Apresentação do História e Arqueologia Bíblica

07 janeiro 2014

UM HOMEM CHAMADO ABRÃO

,

Zigurate de Ur


Na cidade de Ur dos Caldeus
(Ge 11.26-29)


Mesopotâmia, séc. XXII a.C.


Era mais um dia como qualquer outro na agitada cidade de Ur. O sol quente que castigaria impiedosamente aquela planície por onde lodosamente corria o rio Eufrates, um verdadeiro oásis no meio da já árida paisagem, estava se levantando a leste. O céu azulado demonstrava que seria mais um período em que os habitantes locais teriam que se refugiar do calor à sombra de alguma palmeira ou mesmo no interior das casas. As caravanas de comerciantes chegavam arrastadamente aos portões da cidade, buscando refúgio depois de uma longa jornada até ali, cruzando desertos, montanhas e estradas às vezes perigosas. Um vento quente e abafado soprava desde o sul, oriundo da região arábica, trazendo consigo minúsculos grãos de areia e poeira do deserto. O fenômeno indicava a aproximação de uma tempestade de areia, comum para aquela época do ano.

Um grupo de crianças cruza a praça central, levados por seus aios para a escola, conhecida em sumério como e-dubba, ou “casa dos tabletes”. Nestes locais do conhecimento, membros de uma elite social eram preparados com rigor para futuramente ocuparem cargos importantes na sociedade. Serão eles os escribas monopolizadores das atividades econômicas e administrativas na máquina estatal. Eles administrarão Ur em nome do rei... mas isto só ocorrerá se as instabilidades que estão além dos muros da cidade permitirem.

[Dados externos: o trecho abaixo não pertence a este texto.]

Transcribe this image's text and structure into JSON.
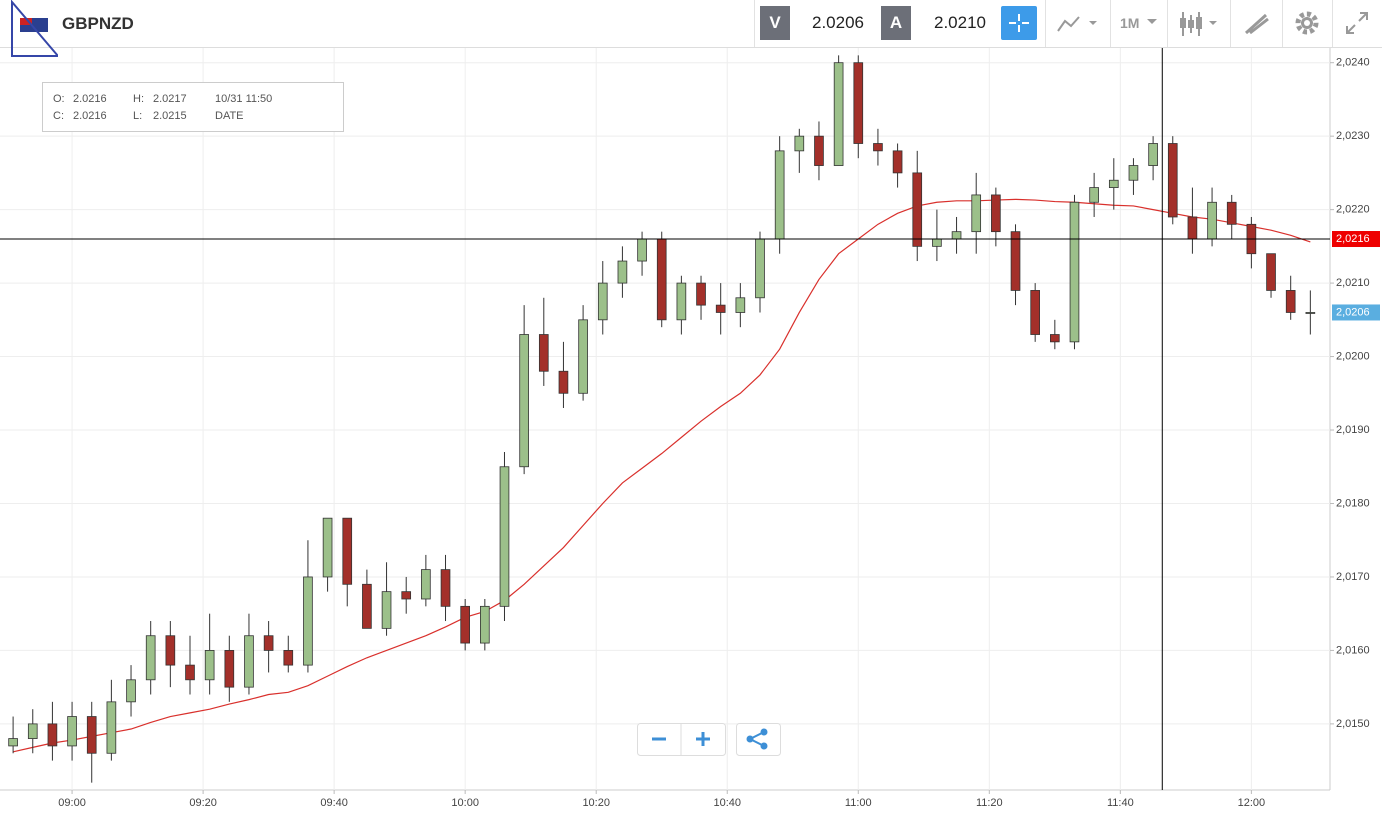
{
  "header": {
    "symbol": "GBPNZD",
    "bid_label": "V",
    "bid": "2.0206",
    "ask_label": "A",
    "ask": "2.0210",
    "period": "1M"
  },
  "info": {
    "open_label": "O:",
    "open": "2.0216",
    "high_label": "H:",
    "high": "2.0217",
    "date": "10/31 11:50",
    "close_label": "C:",
    "close": "2.0216",
    "low_label": "L:",
    "low": "2.0215",
    "date_label": "DATE"
  },
  "chart_data": {
    "type": "candlestick",
    "x": [
      531,
      534,
      537,
      540,
      543,
      546,
      549,
      552,
      555,
      558,
      561,
      564,
      567,
      570,
      573,
      576,
      579,
      582,
      585,
      588,
      591,
      594,
      597,
      600,
      603,
      606,
      609,
      612,
      615,
      618,
      621,
      624,
      627,
      630,
      633,
      636,
      639,
      642,
      645,
      648,
      651,
      654,
      657,
      660,
      663,
      666,
      669,
      672,
      675,
      678,
      681,
      684,
      687,
      690,
      693,
      696,
      699,
      702,
      705,
      708,
      711,
      714,
      717,
      720,
      723,
      726,
      729
    ],
    "open": [
      2.0147,
      2.0148,
      2.015,
      2.0147,
      2.0151,
      2.0146,
      2.0153,
      2.0156,
      2.0162,
      2.0158,
      2.0156,
      2.016,
      2.0155,
      2.0162,
      2.016,
      2.0158,
      2.017,
      2.0178,
      2.0169,
      2.0163,
      2.0168,
      2.0167,
      2.0171,
      2.0166,
      2.0161,
      2.0166,
      2.0185,
      2.0203,
      2.0198,
      2.0195,
      2.0205,
      2.021,
      2.0213,
      2.0216,
      2.0205,
      2.021,
      2.0207,
      2.0206,
      2.0208,
      2.0216,
      2.0228,
      2.023,
      2.0226,
      2.024,
      2.0229,
      2.0228,
      2.0225,
      2.0215,
      2.0216,
      2.0217,
      2.0222,
      2.0217,
      2.0209,
      2.0203,
      2.0202,
      2.0221,
      2.0223,
      2.0224,
      2.0226,
      2.0229,
      2.0219,
      2.0216,
      2.0221,
      2.0218,
      2.0214,
      2.0209,
      2.0206
    ],
    "high": [
      2.0151,
      2.0152,
      2.0153,
      2.0153,
      2.0153,
      2.0156,
      2.0158,
      2.0164,
      2.0164,
      2.0162,
      2.0165,
      2.0162,
      2.0165,
      2.0164,
      2.0162,
      2.0175,
      2.0178,
      2.0178,
      2.0171,
      2.0172,
      2.017,
      2.0173,
      2.0173,
      2.0167,
      2.0167,
      2.0187,
      2.0207,
      2.0208,
      2.0202,
      2.0207,
      2.0213,
      2.0215,
      2.0217,
      2.0217,
      2.0211,
      2.0211,
      2.021,
      2.021,
      2.0217,
      2.023,
      2.0231,
      2.0232,
      2.0241,
      2.0241,
      2.0231,
      2.0229,
      2.0228,
      2.022,
      2.0219,
      2.0225,
      2.0223,
      2.0218,
      2.021,
      2.0205,
      2.0222,
      2.0225,
      2.0227,
      2.0227,
      2.023,
      2.023,
      2.0223,
      2.0223,
      2.0222,
      2.0219,
      2.0214,
      2.0211,
      2.0209
    ],
    "low": [
      2.0146,
      2.0146,
      2.0145,
      2.0145,
      2.0142,
      2.0145,
      2.0151,
      2.0154,
      2.0155,
      2.0154,
      2.0154,
      2.0153,
      2.0154,
      2.0157,
      2.0157,
      2.0157,
      2.0168,
      2.0166,
      2.0163,
      2.0162,
      2.0165,
      2.0166,
      2.0164,
      2.016,
      2.016,
      2.0164,
      2.0184,
      2.0196,
      2.0193,
      2.0194,
      2.0203,
      2.0208,
      2.0211,
      2.0204,
      2.0203,
      2.0205,
      2.0203,
      2.0204,
      2.0206,
      2.0214,
      2.0225,
      2.0224,
      2.0226,
      2.0227,
      2.0226,
      2.0223,
      2.0213,
      2.0213,
      2.0214,
      2.0214,
      2.0215,
      2.0207,
      2.0202,
      2.0201,
      2.0201,
      2.0219,
      2.022,
      2.0222,
      2.0224,
      2.0218,
      2.0214,
      2.0215,
      2.0216,
      2.0212,
      2.0208,
      2.0205,
      2.0203
    ],
    "close": [
      2.0148,
      2.015,
      2.0147,
      2.0151,
      2.0146,
      2.0153,
      2.0156,
      2.0162,
      2.0158,
      2.0156,
      2.016,
      2.0155,
      2.0162,
      2.016,
      2.0158,
      2.017,
      2.0178,
      2.0169,
      2.0163,
      2.0168,
      2.0167,
      2.0171,
      2.0166,
      2.0161,
      2.0166,
      2.0185,
      2.0203,
      2.0198,
      2.0195,
      2.0205,
      2.021,
      2.0213,
      2.0216,
      2.0205,
      2.021,
      2.0207,
      2.0206,
      2.0208,
      2.0216,
      2.0228,
      2.023,
      2.0226,
      2.024,
      2.0229,
      2.0228,
      2.0225,
      2.0215,
      2.0216,
      2.0217,
      2.0222,
      2.0217,
      2.0209,
      2.0203,
      2.0202,
      2.0221,
      2.0223,
      2.0224,
      2.0226,
      2.0229,
      2.0219,
      2.0216,
      2.0221,
      2.0218,
      2.0214,
      2.0209,
      2.0206,
      2.0206
    ],
    "up_color": "#9cc08a",
    "down_color": "#a3302a",
    "moving_average": {
      "color": "#d9302c",
      "values": [
        2.01462,
        2.01468,
        2.01474,
        2.01478,
        2.01483,
        2.01488,
        2.01493,
        2.01502,
        2.0151,
        2.01515,
        2.0152,
        2.01527,
        2.01533,
        2.0154,
        2.01543,
        2.01552,
        2.01565,
        2.01578,
        2.0159,
        2.016,
        2.0161,
        2.0162,
        2.01632,
        2.01645,
        2.01653,
        2.01668,
        2.0169,
        2.01715,
        2.0174,
        2.0177,
        2.018,
        2.01828,
        2.01848,
        2.01868,
        2.0189,
        2.01912,
        2.01932,
        2.0195,
        2.01975,
        2.0201,
        2.0206,
        2.02105,
        2.0214,
        2.0216,
        2.0218,
        2.02195,
        2.02205,
        2.0221,
        2.02212,
        2.02212,
        2.02213,
        2.02214,
        2.02213,
        2.02211,
        2.0221,
        2.02208,
        2.02206,
        2.02205,
        2.022,
        2.02195,
        2.0219,
        2.02187,
        2.02182,
        2.02177,
        2.02172,
        2.02165,
        2.02156
      ]
    },
    "xlim": [
      529,
      732
    ],
    "ylim": [
      2.0141,
      2.0242
    ],
    "xticks": [
      {
        "value": 540,
        "label": "09:00"
      },
      {
        "value": 560,
        "label": "09:20"
      },
      {
        "value": 580,
        "label": "09:40"
      },
      {
        "value": 600,
        "label": "10:00"
      },
      {
        "value": 620,
        "label": "10:20"
      },
      {
        "value": 640,
        "label": "10:40"
      },
      {
        "value": 660,
        "label": "11:00"
      },
      {
        "value": 680,
        "label": "11:20"
      },
      {
        "value": 700,
        "label": "11:40"
      },
      {
        "value": 720,
        "label": "12:00"
      }
    ],
    "yticks": [
      {
        "value": 2.015,
        "label": "2,0150"
      },
      {
        "value": 2.016,
        "label": "2,0160"
      },
      {
        "value": 2.017,
        "label": "2,0170"
      },
      {
        "value": 2.018,
        "label": "2,0180"
      },
      {
        "value": 2.019,
        "label": "2,0190"
      },
      {
        "value": 2.02,
        "label": "2,0200"
      },
      {
        "value": 2.021,
        "label": "2,0210"
      },
      {
        "value": 2.022,
        "label": "2,0220"
      },
      {
        "value": 2.023,
        "label": "2,0230"
      },
      {
        "value": 2.024,
        "label": "2,0240"
      }
    ],
    "grid": true,
    "crosshair": {
      "x": 706.4,
      "price": {
        "value": 2.0216,
        "label": "2,0216"
      }
    },
    "last_price": {
      "value": 2.0206,
      "label": "2,0206"
    }
  }
}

As e-dubbas destas crianças ficavam em um “bairro” nobre, onde numa larga rua se enfileiravam  as casas dos nobres. As atividades cotidianas destes pequenos uritas englobavam o estudo da matemática, botânica, escrita, leis e especialmente idiomas locais e “internacionais”, matéria obrigatória naqueles tempos de incertezas sociais e políticas. Foi nestas escolas provavelmente que os filhos de Tera, o semita, teriam sido instruídos algum tempo antes.


Por enquanto, as crianças da nova geração passam ao lado de uma caravana que acabou de chegar à cidade, trazendo valiosas mercadorias vindas de lugares tão distantes quanto possam imaginar aqueles pupilos. Os comerciantes locais se alvoroçam pelo caminho, esperando começar o dia com bons negócios. Uma erupção de idiomas eclode pelas ruas, tantos que não se pode enumerar, reflexos de uma cidade cosmopolita como Ur. Os recém-chegados se esgueiram pelas estreitas ruas que levam para o mercado. São ruelas suficientemente retas com comerciantes aglomerados ao longo da rota, buscando espaço entre os possíveis compradores, que acabam dificultando o deslocamento da caravana. Um estranho, que pela primeira vez entrasse por este labirinto, perceberia a dificuldade de se localizar no meio das vielas. O ponto de referência e orientação mais importante era o grande Zigurate, erguido ao deus protetor da cidade.


As casas são de tijolos feitos a partir do barro retirado das margens do Eufrates, com uma cor amarronzada e pálida. Suas construções de estilo monótono acabam confundindo o mais desavisado. Elas não tem telhados obtusos, mas retos, com a capacidade de acumular a pouca e preciosa água que cai do céu eventualmente e, durante as noites, podem se transformar em dormitórios ou observatórios celestes.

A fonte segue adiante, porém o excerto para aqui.